Top marks to ATS for the frame. It really is probably one of the best features of the trailer itself. Heavy beams, good cross section components, all heavy steel. None of it was bent or heavily corroded and it appeared they had put on a coat of paint in the past year or so.
The bearings have been recently completely rebuilt or replaced. We pulled the grease caps and there was brand new grease over top of what appeared to be brand new bearings.
The roof had been coated in several layers of elastomeric recently, with rubber tape on all of the seams as well. None of the ceiling was badly water damaged so it didn’t appear that it had been leaking inside, or if it is, for very long before it was coated.
Copper wiring. Thankfully it isn’t that aluminum crap or it would all have to be cut off and blanked off at the wall before running new wire under the frame.
Oh, and the AC works!
It stinks. The inside has an odd aroma, though not quite terrible, it is a bit stifling. Most likely caused by the water damage (see The Ugly).

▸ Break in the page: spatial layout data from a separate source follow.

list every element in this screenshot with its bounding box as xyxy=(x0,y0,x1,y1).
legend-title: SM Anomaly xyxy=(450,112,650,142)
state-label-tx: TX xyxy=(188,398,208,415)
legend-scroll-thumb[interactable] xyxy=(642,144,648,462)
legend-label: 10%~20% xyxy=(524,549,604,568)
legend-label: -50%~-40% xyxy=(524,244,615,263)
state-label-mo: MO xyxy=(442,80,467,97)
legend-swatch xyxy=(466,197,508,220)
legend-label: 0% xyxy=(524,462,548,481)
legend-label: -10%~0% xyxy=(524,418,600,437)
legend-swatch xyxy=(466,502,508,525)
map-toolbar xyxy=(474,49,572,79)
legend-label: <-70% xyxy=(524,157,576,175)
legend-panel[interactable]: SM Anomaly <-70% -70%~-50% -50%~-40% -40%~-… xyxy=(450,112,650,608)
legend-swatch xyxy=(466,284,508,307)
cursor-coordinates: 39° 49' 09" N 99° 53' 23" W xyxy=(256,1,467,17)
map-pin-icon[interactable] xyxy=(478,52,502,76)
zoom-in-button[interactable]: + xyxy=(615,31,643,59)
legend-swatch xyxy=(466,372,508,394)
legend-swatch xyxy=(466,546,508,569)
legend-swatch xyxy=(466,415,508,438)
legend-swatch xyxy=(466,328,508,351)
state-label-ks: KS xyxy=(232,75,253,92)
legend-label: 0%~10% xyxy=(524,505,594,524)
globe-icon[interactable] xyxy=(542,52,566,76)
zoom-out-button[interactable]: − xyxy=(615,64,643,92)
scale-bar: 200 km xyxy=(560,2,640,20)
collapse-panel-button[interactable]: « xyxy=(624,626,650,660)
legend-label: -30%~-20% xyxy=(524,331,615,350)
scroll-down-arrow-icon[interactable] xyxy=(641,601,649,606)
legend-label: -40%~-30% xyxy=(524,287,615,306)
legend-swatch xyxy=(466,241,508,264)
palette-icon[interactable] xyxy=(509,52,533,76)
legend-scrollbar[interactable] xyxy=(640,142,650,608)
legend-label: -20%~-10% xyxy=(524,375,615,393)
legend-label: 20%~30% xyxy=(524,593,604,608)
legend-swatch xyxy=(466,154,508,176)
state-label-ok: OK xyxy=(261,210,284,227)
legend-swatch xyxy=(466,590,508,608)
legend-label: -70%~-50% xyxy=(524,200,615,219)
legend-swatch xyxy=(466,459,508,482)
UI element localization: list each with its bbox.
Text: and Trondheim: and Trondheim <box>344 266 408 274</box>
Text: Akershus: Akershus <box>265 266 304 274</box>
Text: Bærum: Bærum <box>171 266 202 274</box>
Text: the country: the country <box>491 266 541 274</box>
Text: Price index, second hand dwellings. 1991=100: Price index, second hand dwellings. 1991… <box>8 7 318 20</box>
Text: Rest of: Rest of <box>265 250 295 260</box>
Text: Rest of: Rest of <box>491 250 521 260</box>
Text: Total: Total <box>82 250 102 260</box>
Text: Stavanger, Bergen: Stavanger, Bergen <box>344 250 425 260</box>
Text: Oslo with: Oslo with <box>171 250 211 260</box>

The tires are pretty old and mismatched. Though they survived the trip home (whew!) they are not going to be good for when we have all of that work in it and are planning to get it to its later home site, so those need to be replaced.
The interior is pretty dated. Mirrored cabinet fronts. Man, that is so 90’s now that I think about it. Wood paneling throughout. Carpet. I hate carpet. Ugly fixtures. The list of interior decorating issues just goes on, but all of that can either be replaced or simply painted.
Now the bad parts. Water damage in the kitchen, and water damage in the living area. The kitchen didn’t initially appear that bad. It looked like the sink may have leaked and done some damage to the counter top and some of the surrounding floor.
In reality it was much, much worse. They had covered up the original floor (vinyl and all) with another floor and laid carpet over that. Then used whopping 1 1/4″ screws that barely go through the flooring, let alone into the next (rotted) subfloor pieces, so in reality those boards were just floating. The whole front section of flooring is rotten and unstable, the water heater had a hose clamp on where a pex fitting was supposed to be (ding ding ding! we found the cause) and leaked bad enough to need the whole area to be redone, but instead of fixing the leak, they just put a hose clamp on it to slow it down and allow the water to seep into the subfloor longer and spread the damage.
The second leak is by the couch in the living area. The window was apparently leaking there and instead of pulling the window and re-sealing it, they just adding some caulk and called it a day. The wood around the window frame is almost entirely gone and will need to have most of the wall studs replaced as a result. Oh well, at least it is doable. It just means replacing a bit more than we originally thought.